All experiments were performed in accordance with the guidelines of the Konkuk University Animal Care Committee, Korea. Male C57BL/6 mice (20–22 g, 6 weeks old) were purchased from Orient Bio Co., Korea. They were housed in groups of five under standard conditions (temperature 22% ± 2 °C, humidity 55% ± 5%, 12 h light/dark cycle) with food and water ad libitum. The animals were allowed to adapt to the laboratory environment for 5 to 7 days before experimentation. The experiments were conducted in accordance with the “Guide for the Care and Use of Laboratory Animals” adopted by the United States National Institutes of Health.
For LPS-induced endotoxin shock, mice were intraperitoneally co-injected with LPS plus vehicle (200 μL of saline) or emodin. The animals were observed every 8 h for 3 days.

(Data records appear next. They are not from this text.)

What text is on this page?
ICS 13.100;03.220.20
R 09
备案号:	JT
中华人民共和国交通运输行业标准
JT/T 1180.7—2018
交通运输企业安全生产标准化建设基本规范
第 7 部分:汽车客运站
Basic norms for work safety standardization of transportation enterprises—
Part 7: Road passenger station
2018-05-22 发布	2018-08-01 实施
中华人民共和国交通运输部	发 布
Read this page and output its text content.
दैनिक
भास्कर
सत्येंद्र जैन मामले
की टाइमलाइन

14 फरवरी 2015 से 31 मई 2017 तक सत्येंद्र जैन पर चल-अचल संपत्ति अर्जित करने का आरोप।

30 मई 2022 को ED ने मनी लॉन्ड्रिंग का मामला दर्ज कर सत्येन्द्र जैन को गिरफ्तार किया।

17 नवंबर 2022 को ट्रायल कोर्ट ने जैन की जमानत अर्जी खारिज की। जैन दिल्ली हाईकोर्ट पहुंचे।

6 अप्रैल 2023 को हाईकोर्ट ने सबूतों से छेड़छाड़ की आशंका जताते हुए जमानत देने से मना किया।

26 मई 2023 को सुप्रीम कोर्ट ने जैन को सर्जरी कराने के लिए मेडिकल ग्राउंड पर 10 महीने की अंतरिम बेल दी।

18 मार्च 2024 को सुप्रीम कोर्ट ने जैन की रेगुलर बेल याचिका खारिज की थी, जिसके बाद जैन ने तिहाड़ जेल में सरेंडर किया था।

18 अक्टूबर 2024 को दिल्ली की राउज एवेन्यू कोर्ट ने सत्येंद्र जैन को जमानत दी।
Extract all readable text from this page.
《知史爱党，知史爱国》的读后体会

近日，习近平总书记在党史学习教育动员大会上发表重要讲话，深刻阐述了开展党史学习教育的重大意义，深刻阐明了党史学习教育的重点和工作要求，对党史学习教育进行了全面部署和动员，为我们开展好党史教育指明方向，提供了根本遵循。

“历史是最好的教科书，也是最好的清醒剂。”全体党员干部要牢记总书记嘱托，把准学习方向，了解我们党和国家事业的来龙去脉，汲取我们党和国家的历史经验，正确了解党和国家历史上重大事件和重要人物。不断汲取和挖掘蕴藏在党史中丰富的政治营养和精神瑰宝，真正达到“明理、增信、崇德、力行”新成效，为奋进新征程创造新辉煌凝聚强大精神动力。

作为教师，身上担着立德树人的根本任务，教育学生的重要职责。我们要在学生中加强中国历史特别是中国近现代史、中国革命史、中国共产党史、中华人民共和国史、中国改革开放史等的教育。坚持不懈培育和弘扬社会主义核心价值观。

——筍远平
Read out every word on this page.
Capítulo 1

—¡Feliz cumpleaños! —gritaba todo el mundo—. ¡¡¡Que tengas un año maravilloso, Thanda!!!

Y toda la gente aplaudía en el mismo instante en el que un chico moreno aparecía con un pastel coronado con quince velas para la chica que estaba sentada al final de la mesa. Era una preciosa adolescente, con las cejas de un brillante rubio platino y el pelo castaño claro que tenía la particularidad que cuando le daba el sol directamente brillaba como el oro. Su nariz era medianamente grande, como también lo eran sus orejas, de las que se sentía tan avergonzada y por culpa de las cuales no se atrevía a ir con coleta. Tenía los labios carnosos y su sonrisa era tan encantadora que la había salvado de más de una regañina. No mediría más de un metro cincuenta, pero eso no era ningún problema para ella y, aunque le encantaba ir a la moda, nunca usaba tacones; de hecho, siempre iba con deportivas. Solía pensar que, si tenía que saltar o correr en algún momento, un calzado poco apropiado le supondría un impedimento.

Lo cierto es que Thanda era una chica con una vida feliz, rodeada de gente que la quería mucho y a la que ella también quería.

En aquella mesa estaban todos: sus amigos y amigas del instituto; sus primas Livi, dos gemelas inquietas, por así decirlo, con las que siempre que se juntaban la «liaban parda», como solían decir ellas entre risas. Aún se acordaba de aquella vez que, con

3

3.4. Inflammasome Activation

BMDMs (1.0 × 106 cells/well) were plated in 6-well plates and primed with LPS (100 ng/mL) for 3 h. After LPS priming, the medium was replaced with opti-MEM, and cells were incubated for 1 h with or without emodin or zVAD, before being pulsed with ATP (5 mM) and nigericin (10 µM) for 1 h and silica crystal (150 µg/mL) for 3 h.

3.5. Immunoblot Analysis

Immunoblot analysis was performed as described previously [23]. The experimental process of Triton X-100 soluble and insoluble fractions was previously described [17].

3.6. Statistical Analysis

The results were expressed as the mean ± S.E.M. of at least three independent experiments performed in triplicate. Statistical analysis was performed using the one-way ANOVA, and p value less than 0.05 was considered to be statistically significant

4. Conclusions

Emodin attenuated NLRP3 inflammasome activation, leading to decreased secretion of cleaved IL-1β and blocking of the inflammasome-induced pyroptosis. In vivo efficacy of the anti-inflammatory effect through regulation of inflammasome activation was verified by the sepsis mouse model. Although the detailed mechanisms that link the common molecular pathways to the means by which emodin attenuates NLRP3 inflammasome activation remains to be elucidated, this is the first report providing scientific evidence substantiating the use of emodin in medicine for the treatment of various inflammatory diseases through the regulation of inflammasome activation, which may provide a valuable therapeutic strategy for controlling inflammasome-mediated pathological conditions.

Acknowledgments

This research was supported by Basic Science Research Program through the NRF, Seoul, Korea, funded by the MEST (2014-A419-0015).

Author Contributions

Ji-Won Han and Kwang-Ho Lee conceived and designed the experiments; Ji-Won Han, Do-Wan Shim, Woo-Young Shin, Kang-Hyuk Heo, Su-Bin Kwak, Eun-Jeong Sim performed the experiments; Ji-Won Han and Do-Wan Shim and Tae-Bong Kang analyzed the data; Jae-Hyun Jeong contributed materials; Ji-Won Han wrote the first of draft of the manuscript.

Conflicts of Interest

The authors declare no conflict of interest.